Лицо Колхиди вытянулось, как только он услышал о Сортирщике, и он сокрушенно покачал головой:
– Черт побери, а ведь про него-то я даже не подумал…
Если до этого момента Колхиди лишь посмеивался над убогим Сортирщиком, принимая его за безобидного недотепу, то теперь тот предстал перед ним в ином свете. Колхиди вдруг вспомнил, как буквально на днях он застал этого гнусного притворщика в туалетной кабинке, когда тот вытряхивал из корзины использованную бумагу в большой черный пакет. Что-то звериное, хищное таилось в его оскале, какой-то животный страх так и читался в его затравленном взгляде глаз-буравчивов, глубоко утопленных в темных глазницах, как будто его застукали за чем-то преступным.
– Этот мерзавец смотрел на меня с неприязнью, – задумчиво пробормотал Колхиди, ни к кому не обращаясь. – Он явно что-то затеял.
Рубик вновь согласился с мясником:
– Я же говорю, мутный он.
Парфюмер подтвердил:
– Угу, всегда себе на уме. Идет, голова вниз, ни на кого не смотрит, а у самого глаза испуганно бегают…
Розочка вмешалась в разговор:
– А как он ходит, видели? Как будто у него ноги наоборот… Или вместо ног копыта, как у черта…
Молодые люди загалдели разом, выражая не столько разумные мысли, сколько эмоции.
Сквозь гомон их голосов пробился густой бас Колхиди:
– Ладно, хорош болтать. Надо действовать.
Розочка с Парфюмером снова затараторили наперебой друг другу:
– «А почему это мы должны что-то делать?» – «Пусть Пинчук с ним разбирается!» – «Или
Среди прочих поступило предложение и от самого Колхиди, вполне конкретное, но весьма неожиданное: «Кастрировать Сортирщика», сразу после чего все разом замолчали, как будто размышляя, не столько о целесообразности этой радикальной операции, сколько о ее осуществимости.
– Нет, ну это запросто, – отозвался Рубик, – но я предлагаю для начала попробовать поговорить с ним.
– Хорошо, но потом все равно кастрирую, – пробормотал Колхиди.

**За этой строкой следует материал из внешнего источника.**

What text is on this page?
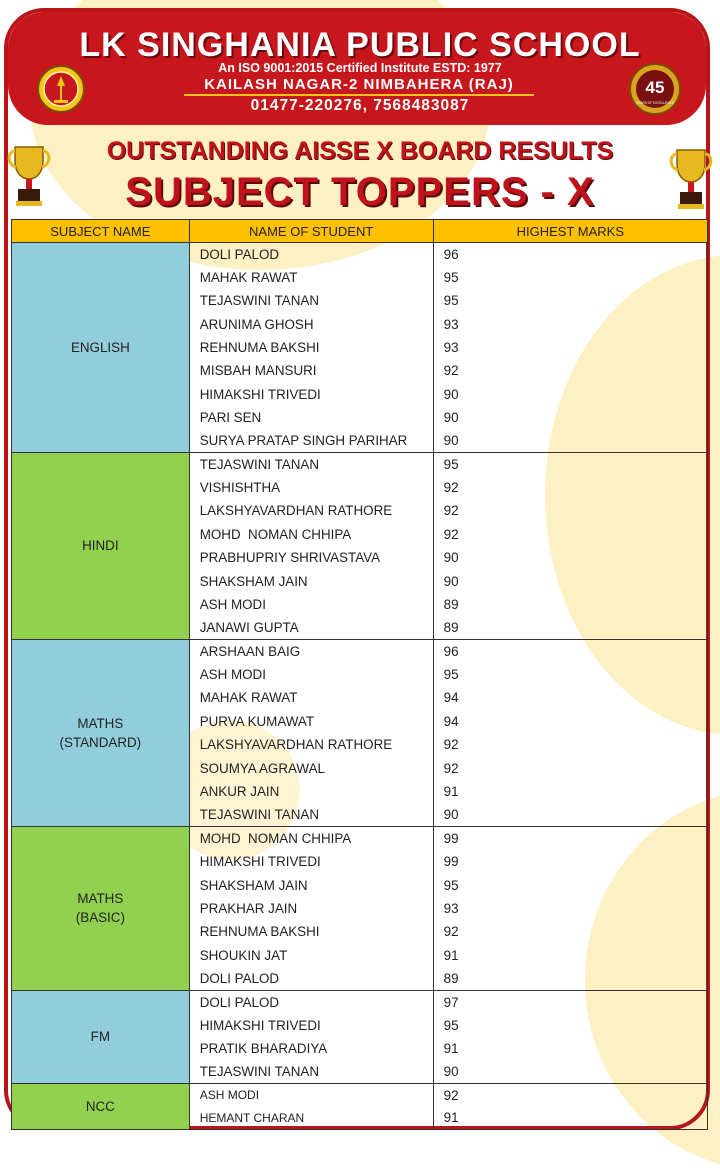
LK SINGHANIA PUBLIC SCHOOL
An ISO 9001:2015 Certified Institute ESTD: 1977
KAILASH NAGAR-2 NIMBAHERA (RAJ)
01477-220276, 7568483087
45
YEARS OF EXCELLENCE
OUTSTANDING AISSE X BOARD RESULTS
SUBJECT TOPPERS - X
SUBJECT NAME	NAME OF STUDENT	HIGHEST MARKS
ENGLISH	DOLI PALOD	96
	MAHAK RAWAT	95
	TEJASWINI TANAN	95
	ARUNIMA GHOSH	93
	REHNUMA BAKSHI	93
	MISBAH MANSURI	92
	HIMAKSHI TRIVEDI	90
	PARI SEN	90
	SURYA PRATAP SINGH PARIHAR	90
HINDI	TEJASWINI TANAN	95
	VISHISHTHA	92
	LAKSHYAVARDHAN RATHORE	92
	MOHD  NOMAN CHHIPA	92
	PRABHUPRIY SHRIVASTAVA	90
	SHAKSHAM JAIN	90
	ASH MODI	89
	JANAWI GUPTA	89
MATHS
(STANDARD)	ARSHAAN BAIG	96
	ASH MODI	95
	MAHAK RAWAT	94
	PURVA KUMAWAT	94
	LAKSHYAVARDHAN RATHORE	92
	SOUMYA AGRAWAL	92
	ANKUR JAIN	91
	TEJASWINI TANAN	90
MATHS
(BASIC)	MOHD  NOMAN CHHIPA	99
	HIMAKSHI TRIVEDI	99
	SHAKSHAM JAIN	95
	PRAKHAR JAIN	93
	REHNUMA BAKSHI	92
	SHOUKIN JAT	91
	DOLI PALOD	89
FM	DOLI PALOD	97
	HIMAKSHI TRIVEDI	95
	PRATIK BHARADIYA	91
	TEJASWINI TANAN	90
NCC	ASH MODI	92
	HEMANT CHARAN	91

Розочка с Парфюмером покинули закусочную, оставив мясника с охранником распивать коньяк. Несмотря на поздний час и долгий, трудный день позади, настроение у молодых людей было приподнятым, ведь завтра состоится разговор с Сортирщиком, и тогда все сразу разрешится… и, может быть, даже выглянет солнце.
Глава 14
Был поздний вечер, когда Стас вышел на улицу через черный вход и устало уселся прямо на холодный бетон пандуса. Он привалился спиной к кирпичной стене и вгляделся вверх, в струи дождя. Непроницаемо черное небо над головой не предвещало хорошей погоды ни завтра, ни послезавтра… никогда. А еще Юг называется. Отскакивающие от покосившегося карниза ледяные брызги падали ему на оголенные ноги, на лицо, попадали даже за воротник кофты. Стас отер грязной ладонью не менее грязное лицо. Ну что это за жизнь, когда даже домой не хочется возвращаться? Он чувствовал себя несчастливым… голодным и несчастливым.

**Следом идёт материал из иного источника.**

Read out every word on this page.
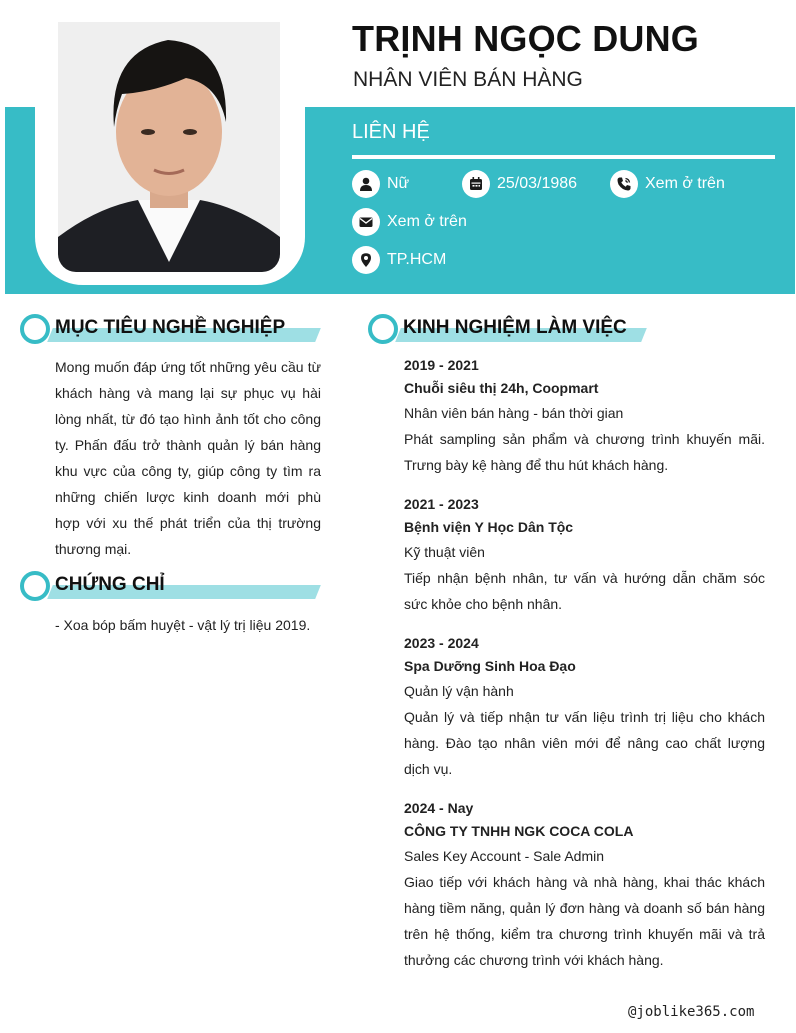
TRỊNH NGỌC DUNG
NHÂN VIÊN BÁN HÀNG
LIÊN HỆ
Nữ	25/03/1986	Xem ở trên
Xem ở trên
TP.HCM
MỤC TIÊU NGHỀ NGHIỆP
Mong muốn đáp ứng tốt những yêu cầu từ khách hàng và mang lại sự phục vụ hài lòng nhất, từ đó tạo hình ảnh tốt cho công ty. Phấn đấu trở thành quản lý bán hàng khu vực của công ty, giúp công ty tìm ra những chiến lược kinh doanh mới phù hợp với xu thế phát triển của thị trường thương mại.
CHỨNG CHỈ
- Xoa bóp bấm huyệt - vật lý trị liệu 2019.
KINH NGHIỆM LÀM VIỆC
2019 - 2021
Chuỗi siêu thị 24h, Coopmart
Nhân viên bán hàng - bán thời gian
Phát sampling sản phẩm và chương trình khuyến mãi. Trưng bày kệ hàng để thu hút khách hàng.
2021 - 2023
Bệnh viện Y Học Dân Tộc
Kỹ thuật viên
Tiếp nhận bệnh nhân, tư vấn và hướng dẫn chăm sóc sức khỏe cho bệnh nhân.
2023 - 2024
Spa Dưỡng Sinh Hoa Đạo
Quản lý vận hành
Quản lý và tiếp nhận tư vấn liệu trình trị liệu cho khách hàng. Đào tạo nhân viên mới để nâng cao chất lượng dịch vụ.
2024 - Nay
CÔNG TY TNHH NGK COCA COLA
Sales Key Account - Sale Admin
Giao tiếp với khách hàng và nhà hàng, khai thác khách hàng tiềm năng, quản lý đơn hàng và doanh số bán hàng trên hệ thống, kiểm tra chương trình khuyến mãi và trả thưởng các chương trình với khách hàng.
@joblike365.com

Стас закрыл глаза и глубоко вдохнул свежий морской воздух. Он постарался расслабиться, мысленно возвращаясь к событиям прошедшего дня. Сбежав утром от Леты, он так и проработал в кабинке до позднего вечера. За это время он успел еще четырежды совершить цикл просушки, отчего радовался, как малое дитя новой игрушке. То погружая руку в ведро с целлюлозной массой, то нарезая бумагу, он думал лишь о том, как… Нет, он думал вовсе не о том, как славно они заживут всей семьей на средства, вырученные от продажи бумаги. Неверный муж грезил о рыночной цветочнице, такой прелестной, нежной, цветущей, ароматной…

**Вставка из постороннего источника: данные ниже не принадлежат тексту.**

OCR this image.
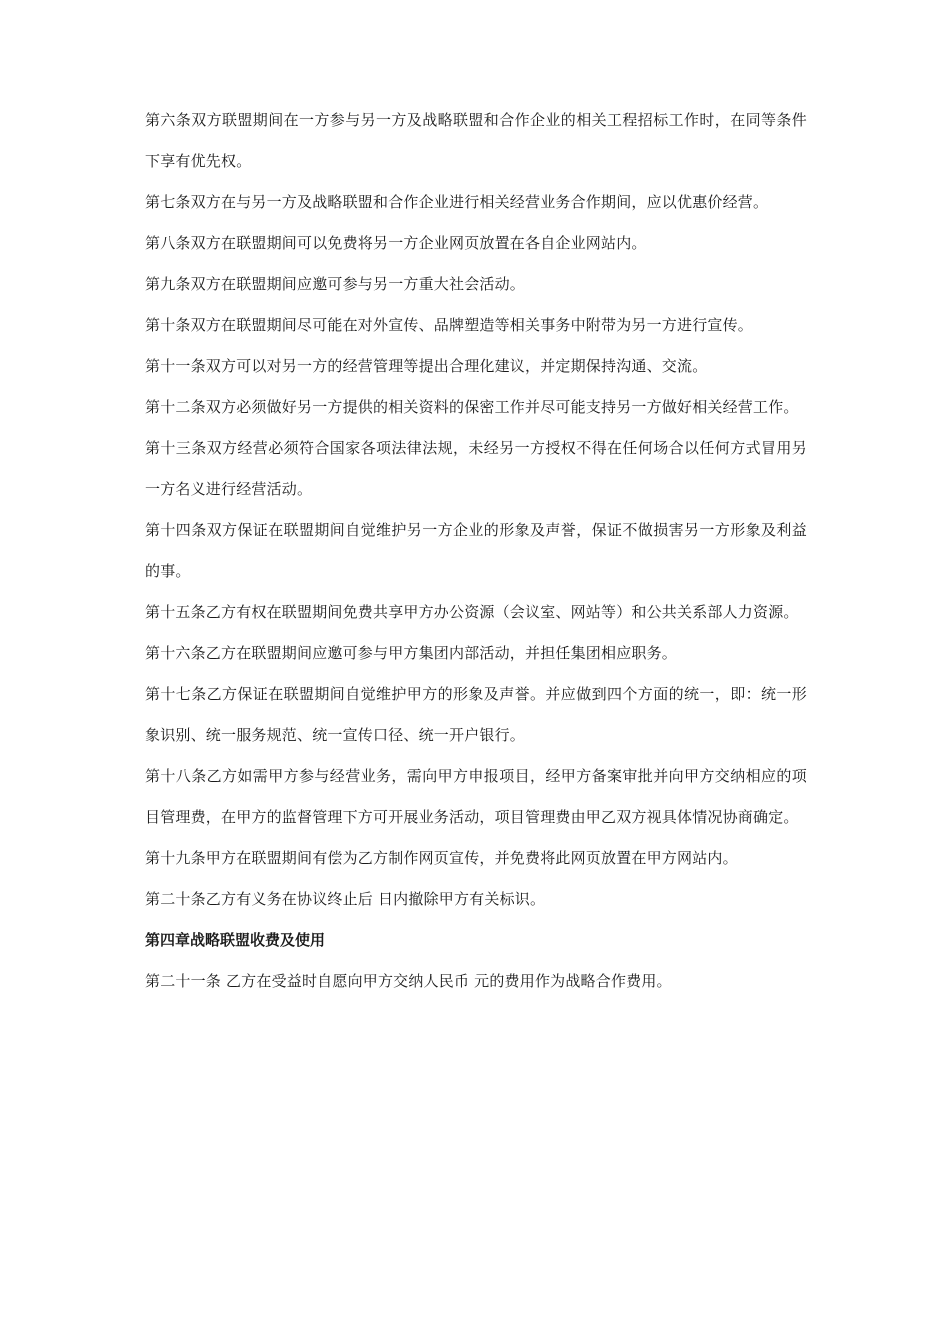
第六条双方联盟期间在一方参与另一方及战略联盟和合作企业的相关工程招标工作时，在同等条件下享有优先权。

第七条双方在与另一方及战略联盟和合作企业进行相关经营业务合作期间，应以优惠价经营。

第八条双方在联盟期间可以免费将另一方企业网页放置在各自企业网站内。

第九条双方在联盟期间应邀可参与另一方重大社会活动。

第十条双方在联盟期间尽可能在对外宣传、品牌塑造等相关事务中附带为另一方进行宣传。

第十一条双方可以对另一方的经营管理等提出合理化建议，并定期保持沟通、交流。

第十二条双方必须做好另一方提供的相关资料的保密工作并尽可能支持另一方做好相关经营工作。

第十三条双方经营必须符合国家各项法律法规，未经另一方授权不得在任何场合以任何方式冒用另一方名义进行经营活动。

第十四条双方保证在联盟期间自觉维护另一方企业的形象及声誉，保证不做损害另一方形象及利益的事。

第十五条乙方有权在联盟期间免费共享甲方办公资源（会议室、网站等）和公共关系部人力资源。

第十六条乙方在联盟期间应邀可参与甲方集团内部活动，并担任集团相应职务。

第十七条乙方保证在联盟期间自觉维护甲方的形象及声誉。并应做到四个方面的统一，即：统一形象识别、统一服务规范、统一宣传口径、统一开户银行。

第十八条乙方如需甲方参与经营业务，需向甲方申报项目，经甲方备案审批并向甲方交纳相应的项目管理费，在甲方的监督管理下方可开展业务活动，项目管理费由甲乙双方视具体情况协商确定。

第十九条甲方在联盟期间有偿为乙方制作网页宣传，并免费将此网页放置在甲方网站内。

第二十条乙方有义务在协议终止后 日内撤除甲方有关标识。

第四章战略联盟收费及使用

第二十一条 乙方在受益时自愿向甲方交纳人民币 元的费用作为战略合作费用。
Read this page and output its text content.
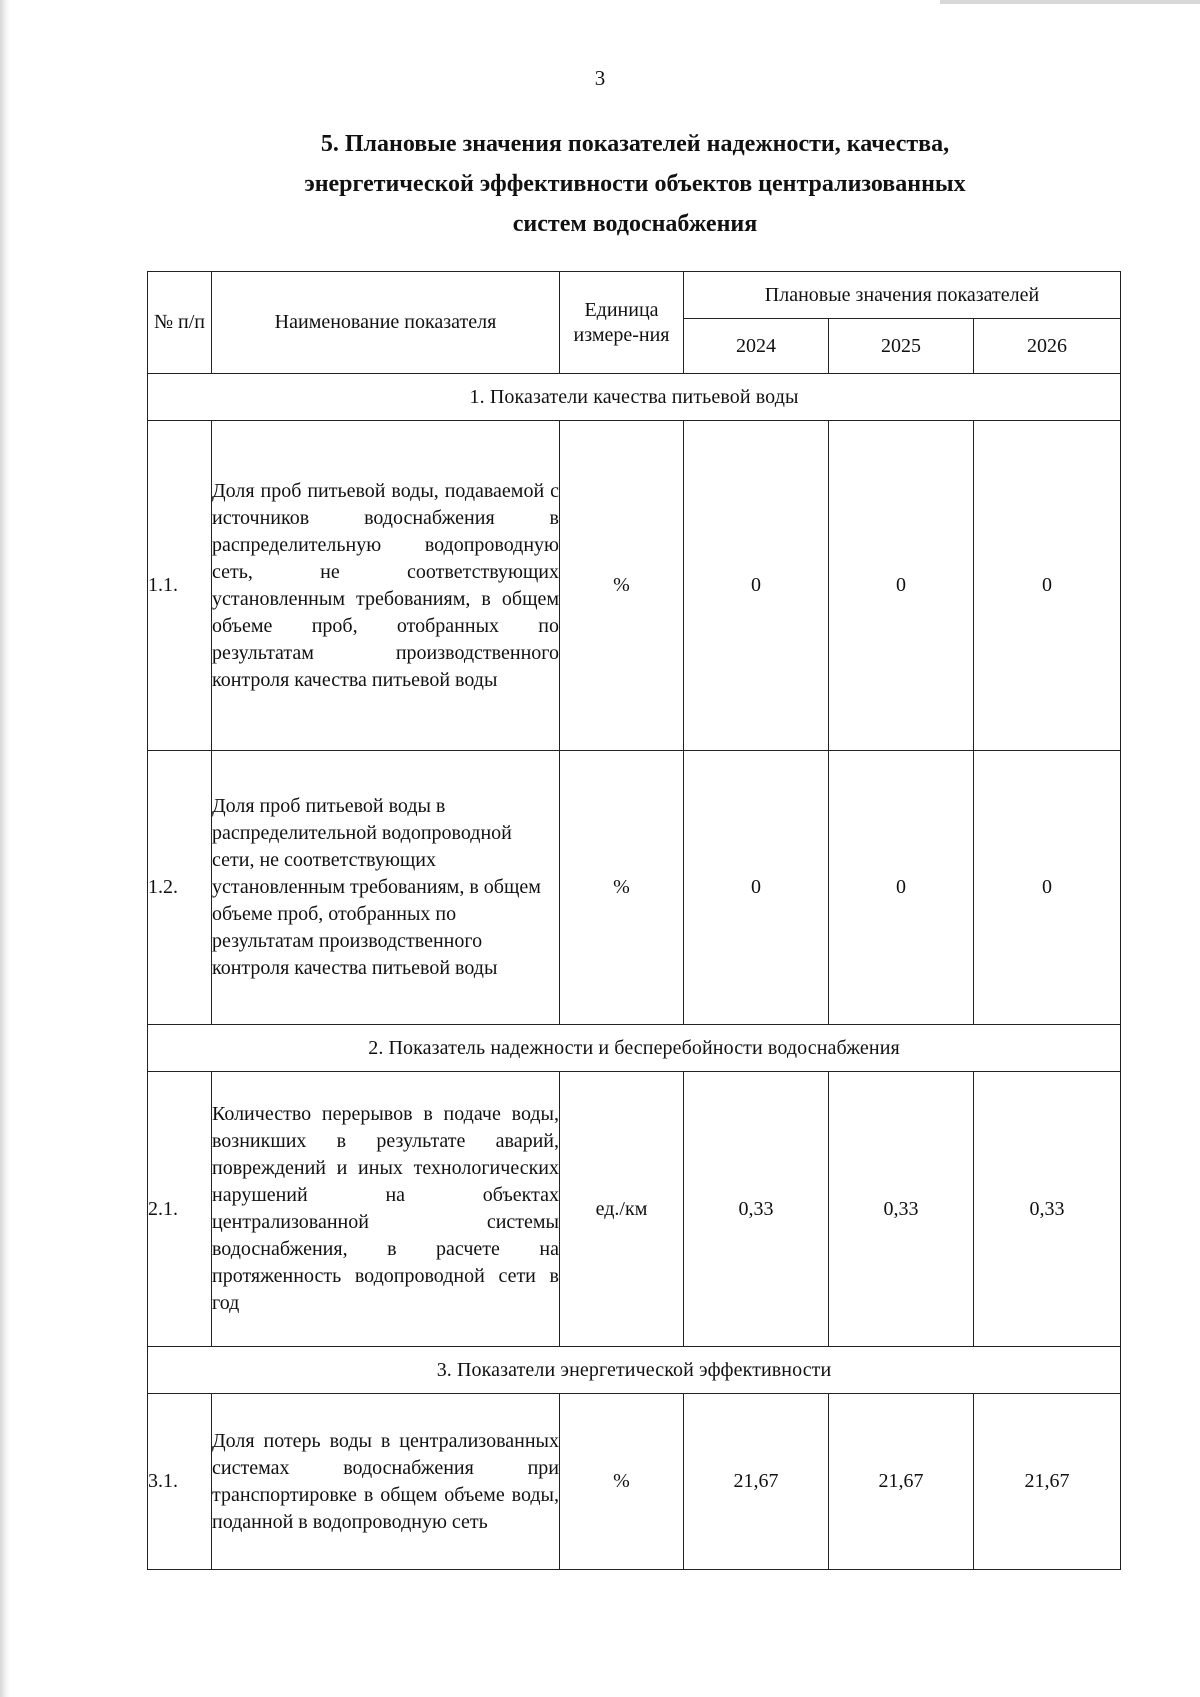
3
5. Плановые значения показателей надежности, качества,
энергетической эффективности объектов централизованных
систем водоснабжения
№ п/п	Наименование показателя	Единица измере-ния	Плановые значения показателей		
			2024	2025	2026
1. Показатели качества питьевой воды					
1.1.	Доля проб питьевой воды, подаваемой с источников водоснабжения в распределительную водопроводную сеть, не соответствующих установленным требованиям, в общем объеме проб, отобранных по результатам производственного контроля качества питьевой воды	%	0	0	0
1.2.	Доля проб питьевой воды в распределительной водопроводной сети, не соответствующих установленным требованиям, в общем объеме проб, отобранных по результатам производственного контроля качества питьевой воды	%	0	0	0
2. Показатель надежности и бесперебойности водоснабжения					
2.1.	Количество перерывов в подаче воды, возникших в результате аварий, повреждений и иных технологических нарушений на объектах централизованной системы водоснабжения, в расчете на протяженность водопроводной сети в год	ед./км	0,33	0,33	0,33
3. Показатели энергетической эффективности					
3.1.	Доля потерь воды в централизованных системах водоснабжения при транспортировке в общем объеме воды, поданной в водопроводную сеть	%	21,67	21,67	21,67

Эта обворожительная девушка с раскосыми глазами, пухлыми губами и без нижнего белья глубоко засела занозой в сердце Стаса. Произошло это как-то вдруг, нежданно-негаданно, стоило ему однажды неосторожно опрокинуть на пол чашку со своим ежедневным утренним отваром. После этого судьбоносного события многое изменилось в его жизни. В частности, его посетила гениальная идея рекультивации бумаги, но, главное, с того самого дня он впервые за тридцать с лишним лет супружества по-настоящему воспылал страстью к женщине. Поскольку утолить ее естественным образом Стас не мог, то стал ежедневно, скрючившись под лестницей, следить за объектом своего вожделения. Он буквально сходил с ума, наблюдая за тем, как цветочница своими тонкими пальчиками выбирает из упаковки очередную розу, слегка сжимает миниатюрной ладошкой ее красный возбужденный бутон, а потом тщательно срезает со стебля шипы и листья, делая его гладким, прямым, упругим…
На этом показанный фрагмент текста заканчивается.